The NMD system will be extraordinarily complicated, in part to deal with
possible countermeasures that are simple and effective enough to make the
system unworkable, according to the Union of Concerned Scientists, an independent
nonprofit alliance of scientists. The group released a report in April and
testified before Congress in early June that the NMD system will not work.
"The so-called national missile defense could be defeated by relatively
simple countermeasures designed to overwhelm or fool the system," said Joseph
Lach, a physicist at the Fermi National Accelerator Laboratory in Chicago.
Possible countermeasures to the NMD system, according to several experts,
include:
* Arming missiles with such a large number of submunitions that interceptors
would be overwhelmed.
* Mixing genuine warheads and decoys that mimic the flight pattern,
infrared signatures or other characteristics of warheads.
* Having the warheads mimic characteristics of decoys.
* Launching a missile from a nearby location, such as Canada, Mexico
or an offshore ship, which would deny the system the response time it needs.
* Using a directed energy or electromagnetic pulse weapon to confuse
the NMD's electronic systems.
Although he would not provide details in a public hearing, Kadish told
lawmakers he believes the Pentagon has prepared for the electromagnetic
pulse threat.
But Orman, who helped Great Britain develop a countermeasure system
against Russian intercontinental ballistic missiles, said the Union of Concerned
Scientists missed the mark.
"It's a very complicated situation with countermeasures, made grossly oversimplified
with the Union of Concerned Scientists report. They have said anyone who
can design a missile can design countermeasures. That's a gross, gross oversimplification,"
he said. "There are always trade-offs with countermeasures. The more complex
the [NMD] system is, the more complex the countermeasures have to be."
What's more, the more countermeasures you add, the less room you have for
actual warheads, Orman argued. "It's easy to design decoys that mimic the
infrared signature or the radar reflection or the aerodynamic behavior or
the microwave reflection of a warhead, but when you try to put them all
together into one system, it is no longer simple."
The Union of Concerned Scientists said its analysis was anything but
simple. "Anyone who can build a long-range missile and weapons of mass destruction — which is not easy — can build effective countermeasures. Countermeasures
are simpler than missiles or weapons of mass destruction," said Tom Collina,
director of the organization's arms control and international security program.
The group evaluated three relatively simple countermeasures and concluded
that the midcourse NMD system, as it is now planned, would not defeat them.
Their conclusion: "The United States should reconsider its options for countering
the threats posed by long-range ballistic missiles and shelve the current
NMD plans as unworkable and counterproductive."
"We're not against a missile defense system," Collina said. "We're against
a national missile defense system that won't work."
The NMD also has come under fire from the General Accounting Office,
the investigative arm of Congress, which released a May report detailing
the plan's risks. The report said that the Pentagon has underestimated the
technical challenge of hitting an incoming target with an interceptor and
that only three of 19 planned intercepts would be performed before the critical
White House decision this fall.
GAO also said that none of the tests would include "the higher acceleration
and vibration loads of the much faster actual system booster," and that
the aggressive schedule is vulnerable to program delays and costs of up
to $124 million each month the program is delayed.
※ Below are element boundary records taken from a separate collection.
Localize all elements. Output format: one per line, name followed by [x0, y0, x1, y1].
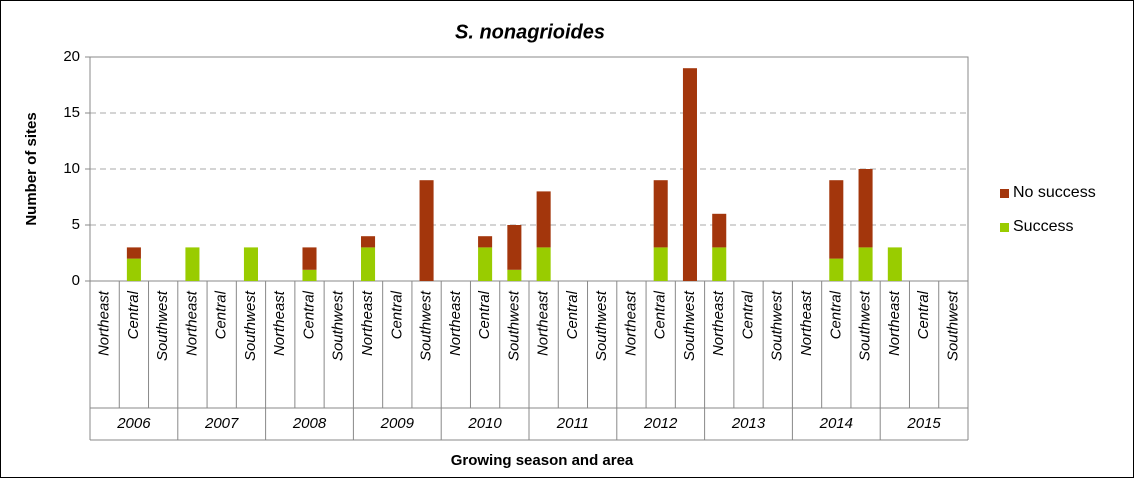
y-tick-label: 10 — [63, 160, 80, 177]
group-label: 2014 — [819, 415, 853, 432]
group-label: 2011 — [556, 415, 589, 432]
x-axis-title: Growing season and area — [451, 452, 634, 469]
bar-segment — [887, 247, 902, 281]
group-label: 2015 — [906, 415, 941, 432]
chart-title: S. nonagrioides — [455, 21, 605, 43]
x-tick-label: Central — [476, 290, 493, 339]
group-label: 2007 — [204, 415, 239, 432]
y-tick-label: 5 — [72, 216, 80, 233]
group-label: 2013 — [731, 415, 766, 432]
x-tick-label: Central — [388, 290, 405, 339]
group-label: 2006 — [116, 415, 151, 432]
x-tick-label: Southwest — [418, 290, 435, 361]
bar-segment — [712, 247, 727, 281]
bar-segment — [858, 247, 873, 281]
bar-segment — [243, 247, 258, 281]
x-tick-label: Southwest — [330, 290, 347, 361]
legend-label: Success — [1013, 218, 1073, 235]
x-tick-label: Central — [300, 290, 317, 339]
x-tick-label: Southwest — [593, 290, 610, 361]
bar-segment — [361, 236, 376, 248]
x-tick-label: Central — [564, 290, 581, 339]
bar-segment — [712, 213, 727, 248]
y-tick-label: 0 — [72, 272, 80, 289]
bar-segment — [829, 180, 844, 259]
bar-segment — [653, 180, 668, 248]
bar-segment — [419, 180, 434, 281]
x-tick-label: Central — [125, 290, 142, 339]
bar-segment — [507, 269, 522, 281]
x-tick-label: Central — [739, 290, 756, 339]
x-tick-label: Northeast — [96, 290, 113, 356]
group-label: 2012 — [643, 415, 678, 432]
x-tick-label: Northeast — [535, 290, 552, 356]
x-tick-label: Southwest — [681, 290, 698, 361]
x-tick-label: Northeast — [183, 290, 200, 356]
x-tick-label: Central — [915, 290, 932, 339]
bar-segment — [536, 191, 551, 248]
x-tick-label: Central — [652, 290, 669, 339]
x-tick-label: Southwest — [857, 290, 874, 361]
legend-swatch — [1000, 189, 1009, 198]
bar-segment — [507, 225, 522, 270]
x-tick-label: Northeast — [622, 290, 639, 356]
x-tick-label: Central — [213, 290, 230, 339]
group-label: 2009 — [380, 415, 415, 432]
x-tick-label: Southwest — [944, 290, 961, 361]
x-tick-label: Northeast — [886, 290, 903, 356]
x-tick-label: Northeast — [710, 290, 727, 356]
group-label: 2010 — [467, 415, 502, 432]
y-tick-label: 20 — [63, 48, 80, 65]
bar-segment — [302, 247, 317, 270]
bar-segment — [478, 247, 493, 281]
x-tick-label: Northeast — [447, 290, 464, 356]
x-tick-label: Southwest — [242, 290, 259, 361]
bar-segment — [302, 269, 317, 281]
bar-segment — [536, 247, 551, 281]
bar-segment — [185, 247, 200, 281]
legend-swatch — [1000, 223, 1009, 232]
y-tick-label: 15 — [63, 104, 80, 121]
x-tick-label: Northeast — [271, 290, 288, 356]
x-tick-label: Southwest — [154, 290, 171, 361]
bar-segment — [126, 258, 141, 281]
x-tick-label: Northeast — [359, 290, 376, 356]
bar-segment — [126, 247, 141, 259]
bar-segment — [478, 236, 493, 248]
y-axis-title: Number of sites — [23, 112, 40, 225]
x-tick-label: Southwest — [505, 290, 522, 361]
bar-segment — [682, 68, 697, 281]
bar-segment — [829, 258, 844, 281]
x-tick-label: Central — [827, 290, 844, 339]
x-tick-label: Southwest — [769, 290, 786, 361]
bar-segment — [858, 169, 873, 248]
x-tick-label: Northeast — [798, 290, 815, 356]
bar-segment — [361, 247, 376, 281]
legend-label: No success — [1013, 184, 1096, 201]
bar-segment — [653, 247, 668, 281]
group-label: 2008 — [292, 415, 327, 432]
The Federation of American Scientists' Pike, a longtime NMD watcher,
said tests like the one scheduled for July 7 add a little more fidelity
to the system architecture concept each time they are conducted. However,
many questions remain unanswered, he said. "I remain unconvinced that really
high-fidelity simulation is in the cards, and totally unconvinced that anyone
would ever bet the country on this contraption," Pike said.